23.07.13

A vueltas con la música marchosa

A las 8:01 PM, por Raúl del Toro
Categorías : General

 

Estos días, con ocasión de la JMJ que se va a celebrar en Río de Janeiro, el tema de la música relacionada con las celebraciones de la Iglesia está de actualidad. Es conocida la gran afición de los brasileños por el baile, así como los intentos de evangelización que se están dando en Iberoamérica y en otros lugares tomando pie en este aspecto. Suele afirmarse muy apresuradamente que el supuesto éxito “evangelizador” que diversas corrientes protestantes están teniendo en Iberoamérica tiene que ver con que utilizan música marchosa. En consecuencia, desde ciertos sectores de la Iglesia Católica se viene proponiendo seguir la misma estrategia. 

Ante todo, me parece imprescindible distinguir dos ámbitos: por una parte el de la música de la liturgia, y por otro el de la música empleada en otro tipo de actividades. 

Sobre el estilo de música empleado en este segundo grupo de actividades extralitúrgicas poco hay que decir. A menos que nos introdujéramos en la reflexión sobre los derroteros culturales, estéticos y musicales en que se ha acabado metiendo la cultura de masas del Occidente rico y obsesionado freudianamente con rechazar su origen cristiano. Pero esta es otra cuestión.

A mi juicio la cuestión más importante está en la música empleada en la liturgia, denominada tradicionalmente Música sacra o música sagrada. 

Deseo centrarme ahora en el estilo de la música. La cuestión es muy amplia, y lógicamente no hay  posibilidad de trazar aquí siquiera un bosquejo panorámico. Así que dejaremos fuera aspectos como el de la calidad técnica/artística debida, las implicaciones “antropológicas” que un estilo u otro tienen en “la parte humana” de la oración, etc.

Yo quisiera llamar la atención sobre la tradición.

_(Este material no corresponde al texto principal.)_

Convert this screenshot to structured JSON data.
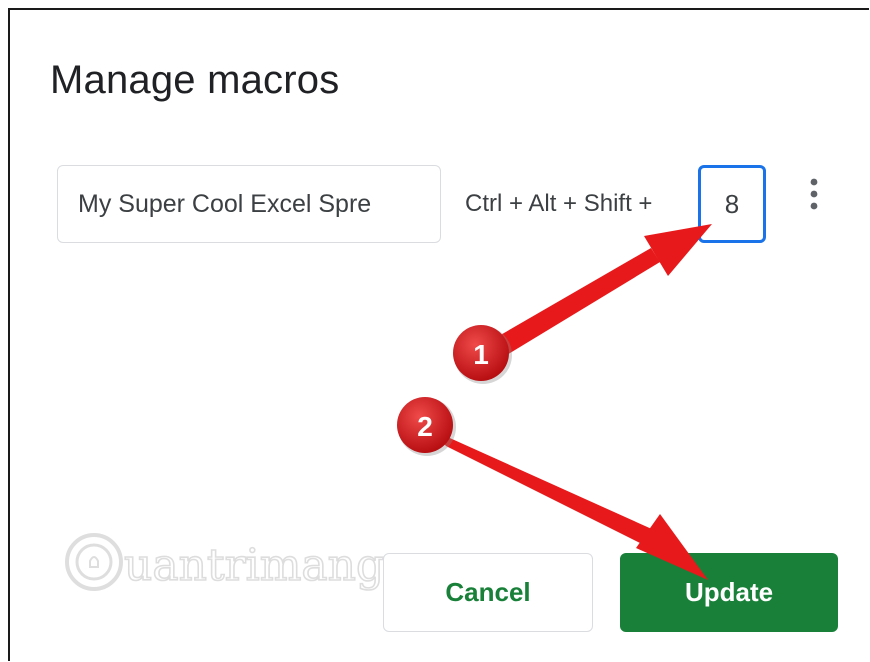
{
  "dialog": {
    "title": "Manage macros",
    "macro_name_value": "My Super Cool Excel Spre",
    "shortcut_prefix": "Ctrl + Alt + Shift +",
    "shortcut_key_value": "8",
    "more_icon": "more-vert-icon",
    "cancel_label": "Cancel",
    "update_label": "Update"
  },
  "annotations": {
    "step1": "1",
    "step2": "2",
    "arrow_color": "#e8191a"
  },
  "watermark": {
    "text": "uantrimang"
  },
  "colors": {
    "accent_green": "#188038",
    "focus_blue": "#1a73e8"
  }
}
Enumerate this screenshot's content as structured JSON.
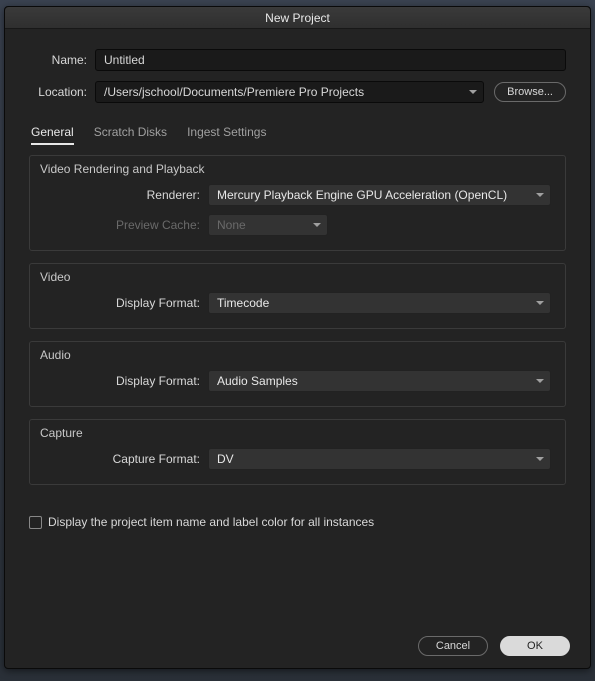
{
  "window": {
    "title": "New Project"
  },
  "form": {
    "name_label": "Name:",
    "name_value": "Untitled",
    "location_label": "Location:",
    "location_value": "/Users/jschool/Documents/Premiere Pro Projects",
    "browse_label": "Browse..."
  },
  "tabs": [
    {
      "label": "General",
      "active": true
    },
    {
      "label": "Scratch Disks",
      "active": false
    },
    {
      "label": "Ingest Settings",
      "active": false
    }
  ],
  "sections": {
    "rendering": {
      "legend": "Video Rendering and Playback",
      "renderer_label": "Renderer:",
      "renderer_value": "Mercury Playback Engine GPU Acceleration (OpenCL)",
      "preview_cache_label": "Preview Cache:",
      "preview_cache_value": "None"
    },
    "video": {
      "legend": "Video",
      "display_format_label": "Display Format:",
      "display_format_value": "Timecode"
    },
    "audio": {
      "legend": "Audio",
      "display_format_label": "Display Format:",
      "display_format_value": "Audio Samples"
    },
    "capture": {
      "legend": "Capture",
      "capture_format_label": "Capture Format:",
      "capture_format_value": "DV"
    }
  },
  "checkbox": {
    "label": "Display the project item name and label color for all instances",
    "checked": false
  },
  "footer": {
    "cancel": "Cancel",
    "ok": "OK"
  }
}
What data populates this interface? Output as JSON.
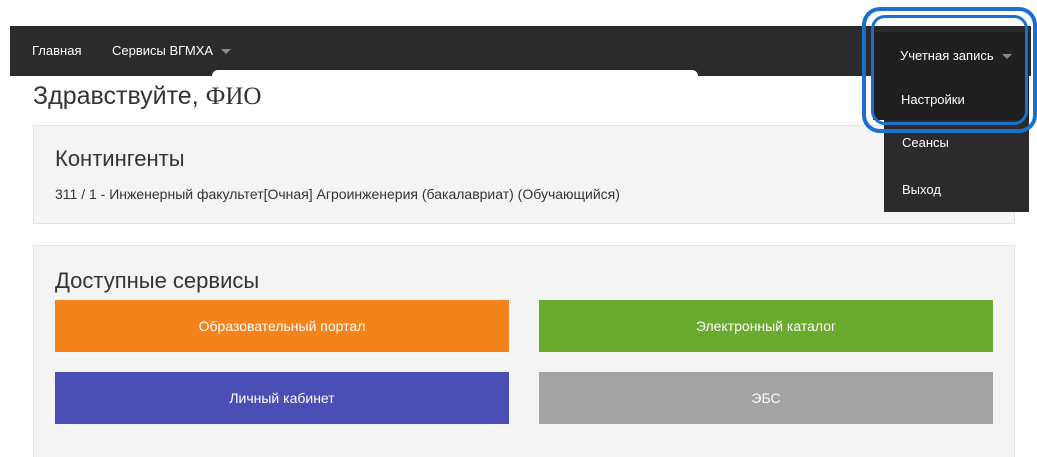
{
  "navbar": {
    "home_label": "Главная",
    "services_label": "Сервисы ВГМХА",
    "account_label": "Учетная запись"
  },
  "account_menu": {
    "items": [
      "Настройки",
      "Сеансы",
      "Выход"
    ]
  },
  "greeting": {
    "prefix": "Здравствуйте, ",
    "name": "ФИО"
  },
  "contingents": {
    "title": "Контингенты",
    "line": "311 / 1 - Инженерный факультет[Очная] Агроинженерия (бакалавриат) (Обучающийся)"
  },
  "services": {
    "title": "Доступные сервисы",
    "buttons": {
      "portal": "Образовательный портал",
      "catalog": "Электронный каталог",
      "cabinet": "Личный кабинет",
      "ebs": "ЭБС"
    }
  },
  "colors": {
    "navbar": "#2b2b2b",
    "portal": "#f5831b",
    "catalog": "#6aaa2e",
    "cabinet": "#4a4fb5",
    "ebs": "#a3a3a3",
    "highlight": "#1a6fd1"
  }
}
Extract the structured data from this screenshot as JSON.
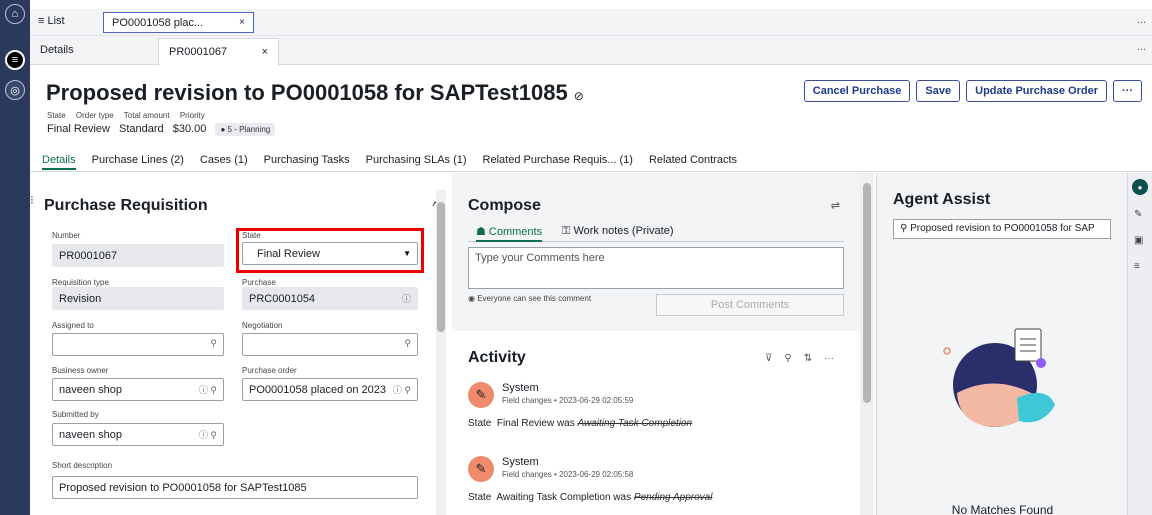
{
  "tabs_primary": {
    "list_label": "≡ List",
    "record_tab": "PO0001058 plac...",
    "close": "×",
    "more": "..."
  },
  "tabs_secondary": {
    "details": "Details",
    "record": "PR0001067",
    "close": "×",
    "more": "..."
  },
  "header": {
    "title": "Proposed revision to PO0001058 for SAPTest1085",
    "tag_icon": "⊘",
    "meta_labels": [
      "State",
      "Order type",
      "Total amount",
      "Priority"
    ],
    "meta_values": [
      "Final Review",
      "Standard",
      "$30.00"
    ],
    "priority_badge": "● 5 - Planning",
    "buttons": {
      "cancel": "Cancel Purchase",
      "save": "Save",
      "update": "Update Purchase Order",
      "more": "···"
    },
    "subtabs": [
      "Details",
      "Purchase Lines (2)",
      "Cases (1)",
      "Purchasing Tasks",
      "Purchasing SLAs (1)",
      "Related Purchase Requis... (1)",
      "Related Contracts"
    ]
  },
  "form": {
    "section_title": "Purchase Requisition",
    "collapse_icon": "^",
    "fields": {
      "number": {
        "label": "Number",
        "value": "PR0001067"
      },
      "state": {
        "label": "State",
        "value": "Final Review"
      },
      "requisition_type": {
        "label": "Requisition type",
        "value": "Revision"
      },
      "purchase": {
        "label": "Purchase",
        "value": "PRC0001054"
      },
      "assigned_to": {
        "label": "Assigned to",
        "value": ""
      },
      "negotiation": {
        "label": "Negotiation",
        "value": ""
      },
      "business_owner": {
        "label": "Business owner",
        "value": "naveen shop"
      },
      "purchase_order": {
        "label": "Purchase order",
        "value": "PO0001058 placed on 2023"
      },
      "submitted_by": {
        "label": "Submitted by",
        "value": "naveen shop"
      },
      "short_description": {
        "label": "Short description",
        "value": "Proposed revision to PO0001058 for SAPTest1085"
      }
    }
  },
  "compose": {
    "title": "Compose",
    "tab_comments": "Comments",
    "tab_worknotes": "Work notes (Private)",
    "placeholder": "Type your Comments here",
    "note": "Everyone can see this comment",
    "post_button": "Post Comments"
  },
  "activity": {
    "title": "Activity",
    "entries": [
      {
        "author": "System",
        "sub": "Field changes • 2023-06-29 02:05:59",
        "field": "State",
        "new": "Final Review",
        "was": "was",
        "old": "Awaiting Task Completion"
      },
      {
        "author": "System",
        "sub": "Field changes • 2023-06-29 02:05:58",
        "field": "State",
        "new": "Awaiting Task Completion",
        "was": "was",
        "old": "Pending Approval"
      }
    ]
  },
  "agent_assist": {
    "title": "Agent Assist",
    "search_value": "Proposed revision to PO0001058 for SAP",
    "no_matches": "No Matches Found"
  }
}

Quizá para los grupos pentecostales citados esta palabra no tenga demasiado valor, pero para la Iglesia sí lo tiene, y mucho: remite al modo en que la acción del Espíritu Santo, prometida a la Iglesia por Jesucristo, se ha ido materializando en la realidad concreta a través de los siglos, dando lugar a un crecimiento orgánico, armónico y sin más contradicciones que los errores y rectificaciones propios de los hombres.

A continuación voy a mostrar a los lectores una selección de textos magisteriales relativos a la música litúrgica desde el siglo IV hasta la segunda mitad del siglo XX. En ellos vamos a ver cómo la enseñanza ha sido siempre la misma: la música empleada en el culto debe ser estar libre de cualquier característica que vaya en menoscabo de la sacralidad de la liturgia, y por ello la exigencia concreta siempre ha sido rechazar las características de estilo que en cada momento han supuesto una  evocación obvia a lo profano.

San Jerónimo (s. IV-V), en sus Comentarios a la Epístola a los Efesios ya establece una clara distinción entre el ámbito sacro y el profano. Al comentar la expresión paulina cantad y tocad con toda el alma para el Señor (Ef. 5, 19) avisa reciamente:

Que oigan esto los jóvenes, los que tienen en la iglesia la función de cantar: que no se debe cantar con la voz, sino con el corazón; ni suavizar la garganta y la boca con dulces medicinas como se hace en los teatros, de modo que en la iglesia se escuchen melodías y cantos  teatrales (…) (libro III, capítulo 5)

La sesión 22 del Concilio de Trento (1562), en su Decreto sobre lo que se ha de observar y evitar en la celebración de la Santa Misa establece:

Aparten también de sus iglesias aquellas músicas en que ya con el órgano, ya con el canto se mezclan cosas impuras y lascivas. 

Este mandato se tradujo en el abandono de la costumbre que habían adoptado los compositores de incluir melodías populares profanas en las composiciones polifónicas religiosas. También se rechazó que en el órgano sonaran ecos de las danzas populares por aquel entonces (pavanas, gallardas, etc.)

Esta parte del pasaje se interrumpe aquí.